We included the HCAHPS calculation in the decision tree by incorporating each patient’s probability of selecting the best possible answer for the questions related to the pain and overall dimensions. Each tree branch was associated with an average probability of selecting the best possible answer, which translated to a dimension score and resultant changes in hospital reimbursement.
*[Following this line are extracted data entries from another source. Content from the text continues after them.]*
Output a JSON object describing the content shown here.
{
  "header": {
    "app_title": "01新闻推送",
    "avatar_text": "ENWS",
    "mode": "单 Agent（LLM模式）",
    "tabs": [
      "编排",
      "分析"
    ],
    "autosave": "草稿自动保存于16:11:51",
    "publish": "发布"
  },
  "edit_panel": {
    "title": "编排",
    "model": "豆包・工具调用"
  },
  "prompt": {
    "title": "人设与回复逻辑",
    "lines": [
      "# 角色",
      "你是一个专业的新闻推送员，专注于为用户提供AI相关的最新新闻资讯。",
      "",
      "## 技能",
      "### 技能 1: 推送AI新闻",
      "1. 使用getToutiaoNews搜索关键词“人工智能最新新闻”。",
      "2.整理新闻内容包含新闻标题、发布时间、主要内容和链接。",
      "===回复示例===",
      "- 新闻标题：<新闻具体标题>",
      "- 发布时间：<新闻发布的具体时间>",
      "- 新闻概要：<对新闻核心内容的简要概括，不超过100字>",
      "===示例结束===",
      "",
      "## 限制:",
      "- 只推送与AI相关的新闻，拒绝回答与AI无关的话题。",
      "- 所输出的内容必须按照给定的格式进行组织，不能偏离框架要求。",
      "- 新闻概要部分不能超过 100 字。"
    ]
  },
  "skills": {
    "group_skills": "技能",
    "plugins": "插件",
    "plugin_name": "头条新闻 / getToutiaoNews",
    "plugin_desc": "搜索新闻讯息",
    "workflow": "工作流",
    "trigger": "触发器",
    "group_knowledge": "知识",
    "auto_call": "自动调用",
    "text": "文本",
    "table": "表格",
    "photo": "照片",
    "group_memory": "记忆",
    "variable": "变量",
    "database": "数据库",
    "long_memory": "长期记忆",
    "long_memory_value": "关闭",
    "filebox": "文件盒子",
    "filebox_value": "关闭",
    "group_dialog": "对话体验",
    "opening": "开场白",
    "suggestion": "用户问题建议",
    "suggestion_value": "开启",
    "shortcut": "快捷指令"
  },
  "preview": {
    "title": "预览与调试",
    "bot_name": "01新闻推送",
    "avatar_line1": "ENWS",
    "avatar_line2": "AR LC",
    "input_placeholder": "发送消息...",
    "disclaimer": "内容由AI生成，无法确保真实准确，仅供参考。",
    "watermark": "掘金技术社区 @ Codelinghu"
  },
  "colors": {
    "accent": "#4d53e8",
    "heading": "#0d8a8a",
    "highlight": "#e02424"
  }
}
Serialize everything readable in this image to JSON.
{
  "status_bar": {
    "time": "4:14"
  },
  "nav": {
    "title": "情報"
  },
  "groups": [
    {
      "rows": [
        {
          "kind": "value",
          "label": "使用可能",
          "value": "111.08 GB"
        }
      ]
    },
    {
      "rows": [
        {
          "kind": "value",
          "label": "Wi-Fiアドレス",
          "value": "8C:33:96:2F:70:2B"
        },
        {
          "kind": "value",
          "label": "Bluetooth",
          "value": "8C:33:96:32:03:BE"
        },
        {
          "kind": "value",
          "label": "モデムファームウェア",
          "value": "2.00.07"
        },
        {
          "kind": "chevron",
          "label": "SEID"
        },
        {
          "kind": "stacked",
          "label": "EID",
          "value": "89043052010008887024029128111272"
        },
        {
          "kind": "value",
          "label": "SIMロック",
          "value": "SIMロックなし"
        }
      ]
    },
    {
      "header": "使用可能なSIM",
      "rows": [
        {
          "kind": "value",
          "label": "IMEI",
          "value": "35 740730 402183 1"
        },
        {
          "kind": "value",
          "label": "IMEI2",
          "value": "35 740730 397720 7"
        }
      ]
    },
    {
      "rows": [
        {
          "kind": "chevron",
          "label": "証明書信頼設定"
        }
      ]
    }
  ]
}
Supplementary Table 6 and Supplementary Table 7 demonstrate the lookup table used to determine the change in reimbursement per patient resulting from the various probabilities of selecting the best answer for the questions on the HCAHPS survey.

Sensitivity analyses

Because some of the probabilities included in our analysis are supported by only limited data and/or may not apply to all hospitals, we performed extensive sensitivity analyses for all cost and probability estimates. We first tested the influence of all variables on the model by performing multiple univariate sensitivity analysis (i.e., tornado analysis). Based on the results of the tornado analysis, we subsequently completed one-way sensitivity analyses on the most influential variables to identify thresholds where VR became cost-saving. For all sensitivity analyses, the model accounted for additional costs associated with purchasing more VR licenses and hiring additional staff as the number of patients using VR therapy increased (Supplementary Table 8).

We also conducted Monte Carlo probabilistic sensitivity analysis using 1000 simulations and assumed that all variables followed a triangular distribution with base-case, minimum, and maximum values listed in Table 3.

Data availability

Data sharing is not applicable to this article as no datasets were generated or analyzed during the current study.